You probably already know all the rules about not fighting in front of your child, not complaining about your ex to them, encouraging them to have a bond with their other parent. It’s so important, but it’s also a lot of emotional work! You need a friend (or therapist) who you can vent freely to so you’re not keeping it all bottled up.

If your kids do pick up on the fact that you’re upset, don’t lie about it. It’s an opportunity to model self-soothing techniques. ‘Yes, I am a bit upset, so I’m just going to wait in the car for a little while and take some slow, deep breaths before I go in.’

Let them know what changes they can expect

Kids are often blindsided by divorce.
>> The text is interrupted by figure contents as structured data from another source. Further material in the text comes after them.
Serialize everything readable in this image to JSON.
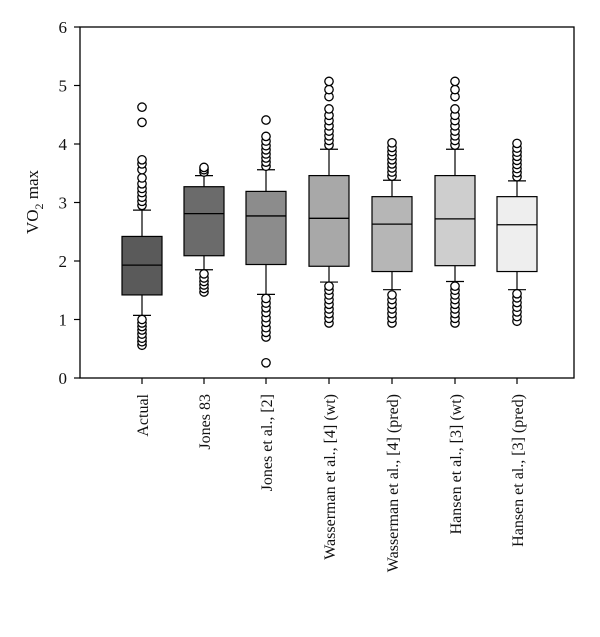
{
  "chart_data": {
    "type": "box",
    "ylabel": "VO",
    "ylabel_sub": "2",
    "ylabel_suffix": " max",
    "ylim": [
      0,
      6
    ],
    "yticks": [
      "0",
      "1",
      "2",
      "3",
      "4",
      "5",
      "6"
    ],
    "categories": [
      "Actual",
      "Jones 83",
      "Jones et al., [2]",
      "Wasserman et al., [4] (wt)",
      "Wasserman et al., [4] (pred)",
      "Hansen et al., [3] (wt)",
      "Hansen et al., [3] (pred)"
    ],
    "boxes": [
      {
        "color": "#5a5a5a",
        "whisker_low": 1.07,
        "q1": 1.42,
        "median": 1.93,
        "q3": 2.42,
        "whisker_high": 2.87,
        "outliers": [
          0.56,
          0.62,
          0.68,
          0.75,
          0.82,
          0.88,
          0.94,
          1.0,
          2.95,
          3.02,
          3.09,
          3.17,
          3.24,
          3.32,
          3.42,
          3.56,
          3.66,
          3.73,
          4.37,
          4.63
        ]
      },
      {
        "color": "#6b6b6b",
        "whisker_low": 1.85,
        "q1": 2.09,
        "median": 2.81,
        "q3": 3.27,
        "whisker_high": 3.46,
        "outliers": [
          1.47,
          1.53,
          1.59,
          1.65,
          1.71,
          1.78,
          3.52,
          3.56,
          3.6
        ]
      },
      {
        "color": "#8c8c8c",
        "whisker_low": 1.43,
        "q1": 1.94,
        "median": 2.77,
        "q3": 3.19,
        "whisker_high": 3.56,
        "outliers": [
          0.26,
          0.7,
          0.78,
          0.86,
          0.95,
          1.03,
          1.12,
          1.2,
          1.28,
          1.36,
          3.62,
          3.69,
          3.76,
          3.83,
          3.9,
          3.97,
          4.05,
          4.13,
          4.41
        ]
      },
      {
        "color": "#a8a8a8",
        "whisker_low": 1.64,
        "q1": 1.91,
        "median": 2.73,
        "q3": 3.46,
        "whisker_high": 3.91,
        "outliers": [
          0.94,
          1.02,
          1.1,
          1.18,
          1.26,
          1.34,
          1.42,
          1.5,
          1.57,
          3.98,
          4.06,
          4.14,
          4.22,
          4.31,
          4.4,
          4.49,
          4.6,
          4.81,
          4.93,
          5.07
        ]
      },
      {
        "color": "#b6b6b6",
        "whisker_low": 1.51,
        "q1": 1.82,
        "median": 2.63,
        "q3": 3.1,
        "whisker_high": 3.38,
        "outliers": [
          0.94,
          1.02,
          1.1,
          1.18,
          1.26,
          1.34,
          1.42,
          3.45,
          3.52,
          3.59,
          3.66,
          3.73,
          3.8,
          3.87,
          3.94,
          4.02
        ]
      },
      {
        "color": "#cecece",
        "whisker_low": 1.65,
        "q1": 1.92,
        "median": 2.72,
        "q3": 3.46,
        "whisker_high": 3.91,
        "outliers": [
          0.94,
          1.02,
          1.1,
          1.18,
          1.26,
          1.34,
          1.42,
          1.5,
          1.57,
          3.98,
          4.06,
          4.14,
          4.22,
          4.31,
          4.4,
          4.49,
          4.6,
          4.81,
          4.93,
          5.07
        ]
      },
      {
        "color": "#eeeeee",
        "whisker_low": 1.51,
        "q1": 1.82,
        "median": 2.62,
        "q3": 3.1,
        "whisker_high": 3.37,
        "outliers": [
          0.97,
          1.05,
          1.13,
          1.21,
          1.29,
          1.37,
          1.44,
          3.44,
          3.51,
          3.58,
          3.65,
          3.72,
          3.79,
          3.86,
          3.93,
          4.01
        ]
      }
    ]
  }
}
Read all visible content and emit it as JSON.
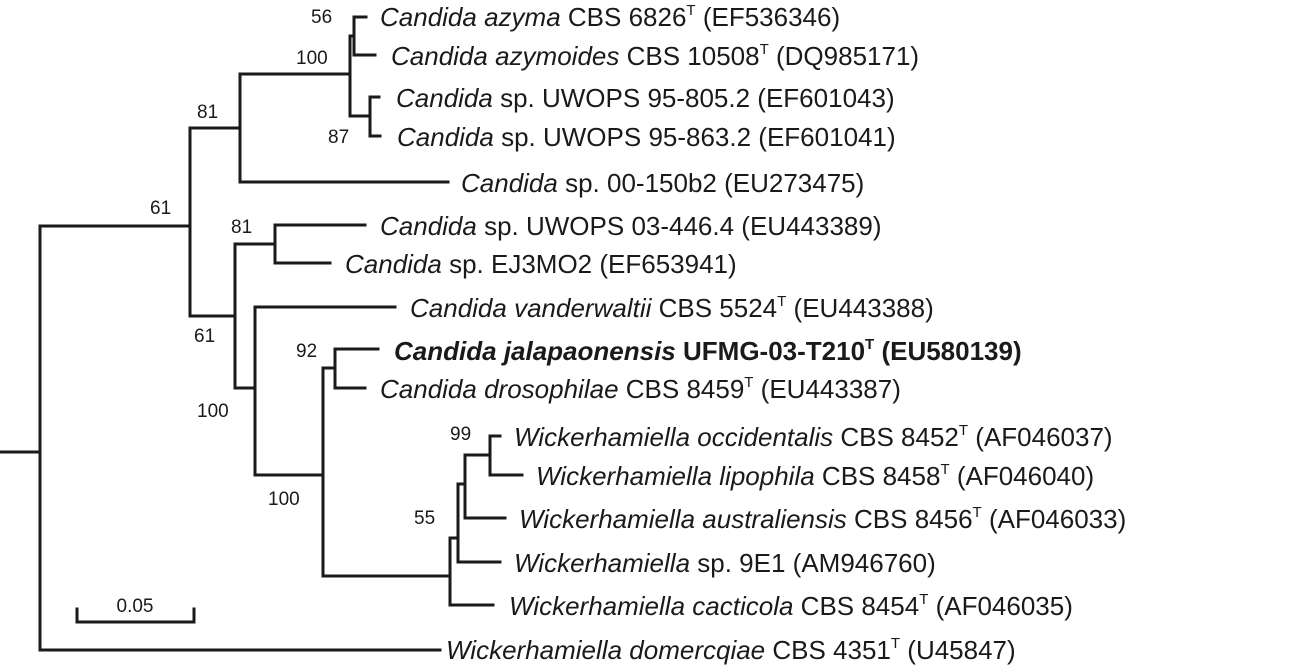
{
  "taxa": [
    {
      "genus": "Candida",
      "name": "azyma",
      "rest": " CBS 6826",
      "type_strain": true,
      "accession": " (EF536346)",
      "bold": false
    },
    {
      "genus": "Candida",
      "name": "azymoides",
      "rest": " CBS 10508",
      "type_strain": true,
      "accession": " (DQ985171)",
      "bold": false
    },
    {
      "genus": "Candida",
      "name": "",
      "rest": " sp. UWOPS 95-805.2 (EF601043)",
      "type_strain": false,
      "accession": "",
      "bold": false
    },
    {
      "genus": "Candida",
      "name": "",
      "rest": " sp. UWOPS 95-863.2 (EF601041)",
      "type_strain": false,
      "accession": "",
      "bold": false
    },
    {
      "genus": "Candida",
      "name": "",
      "rest": " sp. 00-150b2 (EU273475)",
      "type_strain": false,
      "accession": "",
      "bold": false
    },
    {
      "genus": "Candida",
      "name": "",
      "rest": " sp. UWOPS 03-446.4 (EU443389)",
      "type_strain": false,
      "accession": "",
      "bold": false
    },
    {
      "genus": "Candida",
      "name": "",
      "rest": " sp. EJ3MO2 (EF653941)",
      "type_strain": false,
      "accession": "",
      "bold": false
    },
    {
      "genus": "Candida",
      "name": "vanderwaltii",
      "rest": " CBS 5524",
      "type_strain": true,
      "accession": " (EU443388)",
      "bold": false
    },
    {
      "genus": "Candida",
      "name": "jalapaonensis",
      "rest": " UFMG-03-T210",
      "type_strain": true,
      "accession": " (EU580139)",
      "bold": true
    },
    {
      "genus": "Candida",
      "name": "drosophilae",
      "rest": " CBS 8459",
      "type_strain": true,
      "accession": " (EU443387)",
      "bold": false
    },
    {
      "genus": "Wickerhamiella",
      "name": "occidentalis",
      "rest": " CBS 8452",
      "type_strain": true,
      "accession": " (AF046037)",
      "bold": false
    },
    {
      "genus": "Wickerhamiella",
      "name": "lipophila",
      "rest": " CBS 8458",
      "type_strain": true,
      "accession": " (AF046040)",
      "bold": false
    },
    {
      "genus": "Wickerhamiella",
      "name": "australiensis",
      "rest": " CBS 8456",
      "type_strain": true,
      "accession": " (AF046033)",
      "bold": false
    },
    {
      "genus": "Wickerhamiella",
      "name": "",
      "rest": " sp. 9E1 (AM946760)",
      "type_strain": false,
      "accession": "",
      "bold": false
    },
    {
      "genus": "Wickerhamiella",
      "name": "cacticola",
      "rest": " CBS 8454",
      "type_strain": true,
      "accession": " (AF046035)",
      "bold": false
    },
    {
      "genus": "Wickerhamiella",
      "name": "domercqiae",
      "rest": " CBS 4351",
      "type_strain": true,
      "accession": " (U45847)",
      "bold": false
    }
  ],
  "type_mark": "T",
  "bootstrap": [
    "56",
    "100",
    "87",
    "81",
    "61",
    "81",
    "61",
    "100",
    "92",
    "99",
    "55",
    "100"
  ],
  "scale_bar_label": "0.05"
}
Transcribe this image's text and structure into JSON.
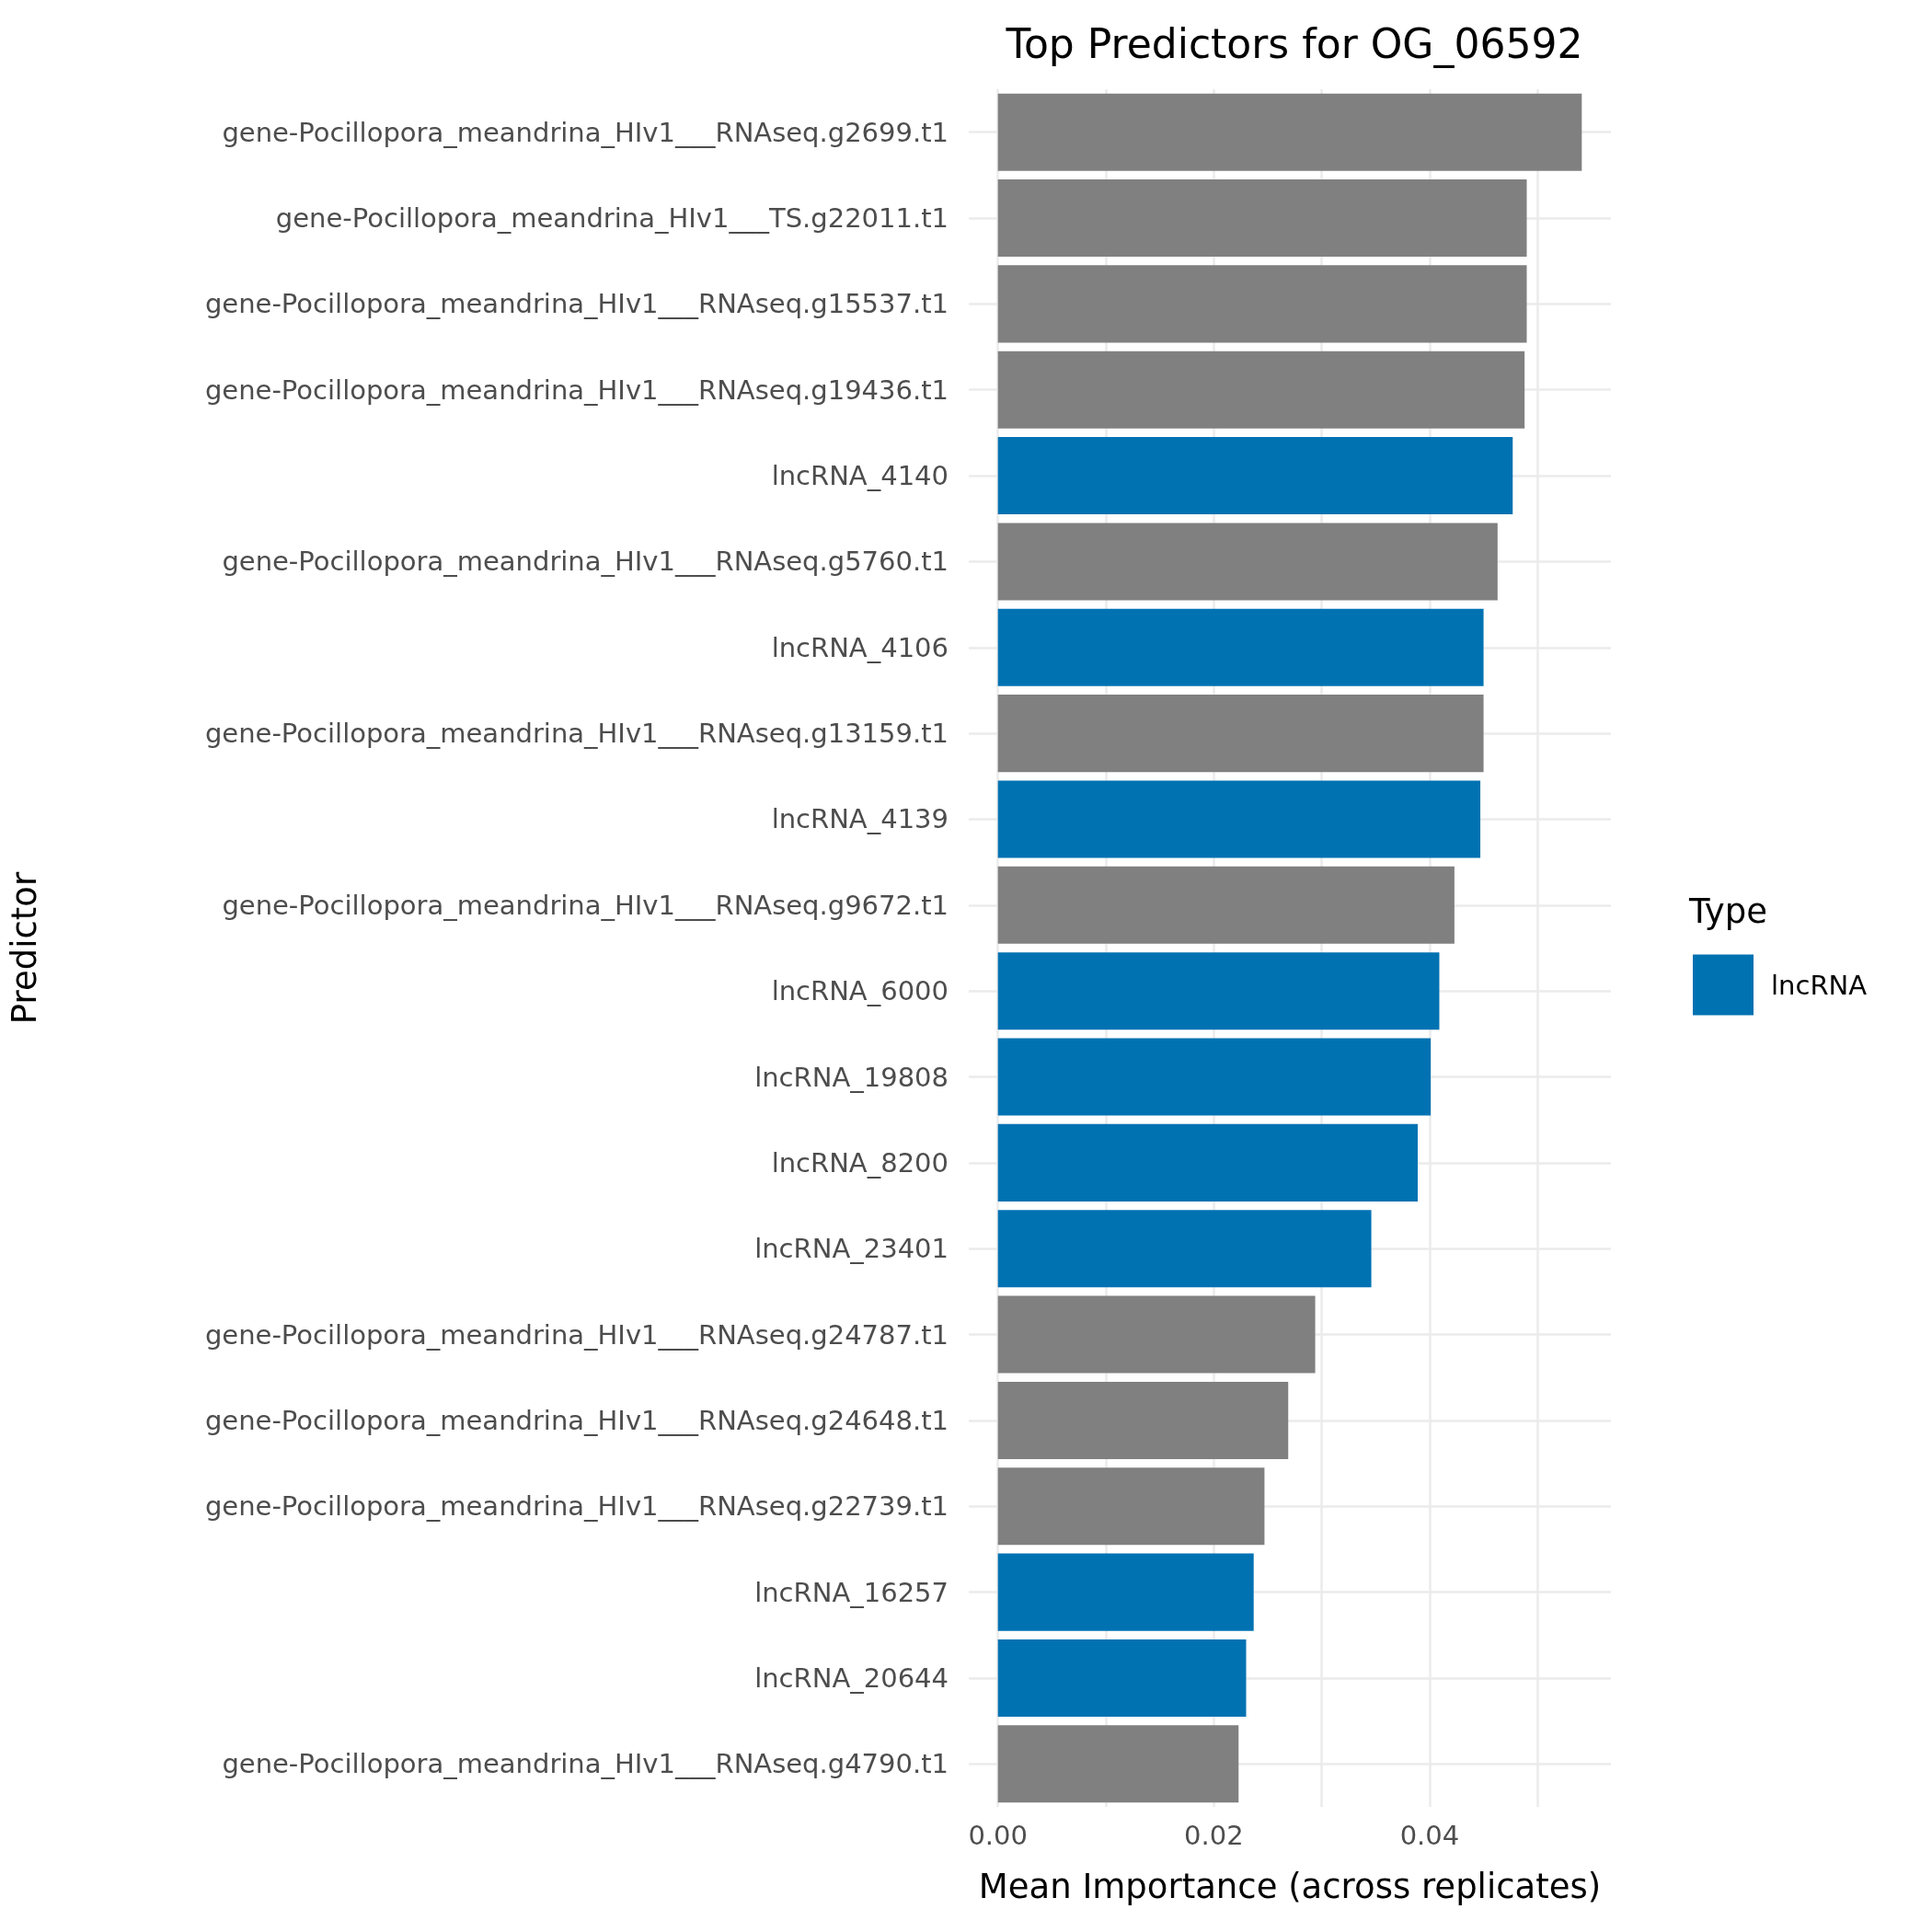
{
  "chart_data": {
    "type": "bar",
    "orientation": "horizontal",
    "title": "Top Predictors for OG_06592",
    "xlabel": "Mean Importance (across replicates)",
    "ylabel": "Predictor",
    "legend_title": "Type",
    "categories": [
      "gene-Pocillopora_meandrina_HIv1___RNAseq.g2699.t1",
      "gene-Pocillopora_meandrina_HIv1___TS.g22011.t1",
      "gene-Pocillopora_meandrina_HIv1___RNAseq.g15537.t1",
      "gene-Pocillopora_meandrina_HIv1___RNAseq.g19436.t1",
      "lncRNA_4140",
      "gene-Pocillopora_meandrina_HIv1___RNAseq.g5760.t1",
      "lncRNA_4106",
      "gene-Pocillopora_meandrina_HIv1___RNAseq.g13159.t1",
      "lncRNA_4139",
      "gene-Pocillopora_meandrina_HIv1___RNAseq.g9672.t1",
      "lncRNA_6000",
      "lncRNA_19808",
      "lncRNA_8200",
      "lncRNA_23401",
      "gene-Pocillopora_meandrina_HIv1___RNAseq.g24787.t1",
      "gene-Pocillopora_meandrina_HIv1___RNAseq.g24648.t1",
      "gene-Pocillopora_meandrina_HIv1___RNAseq.g22739.t1",
      "lncRNA_16257",
      "lncRNA_20644",
      "gene-Pocillopora_meandrina_HIv1___RNAseq.g4790.t1"
    ],
    "series": [
      {
        "name": "lncRNA",
        "color": "#0072b2",
        "values": [
          null,
          null,
          null,
          null,
          0.0477,
          null,
          0.045,
          null,
          0.0447,
          null,
          0.0409,
          0.0401,
          0.0389,
          0.0346,
          null,
          null,
          null,
          0.0237,
          0.023,
          null
        ]
      },
      {
        "color": "#808080",
        "values": [
          0.0541,
          0.049,
          0.049,
          0.0488,
          null,
          0.0463,
          null,
          0.045,
          null,
          0.0423,
          null,
          null,
          null,
          null,
          0.0294,
          0.0269,
          0.0247,
          null,
          null,
          0.0223
        ]
      }
    ],
    "xlim": [
      -0.0027,
      0.0568
    ],
    "xticks": [
      {
        "value": 0,
        "label": "0.00"
      },
      {
        "value": 0.01,
        "label": null
      },
      0.02,
      {
        "value": 0.03,
        "label": null
      },
      0.04,
      {
        "value": 0.05,
        "label": null
      }
    ],
    "grid": true,
    "legend": "right"
  }
}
If things can suddenly change so dramatically overnight, what else might suddenly change? You can help them rebuild their sense of security by being open about what changes to expect – who will be moving out and when, for example – and what will not be changing: what school they go to, which friends they see, and of course both their parents’ love and commitment to them.

They’re going to be fine

There are so any different shapes a family can take. Happy, thriving kids are being raised by their grandparents or aunts, with a dozen siblings or none at all, in the old family home or a new rental place every year. Single parent and blended families are just another variety.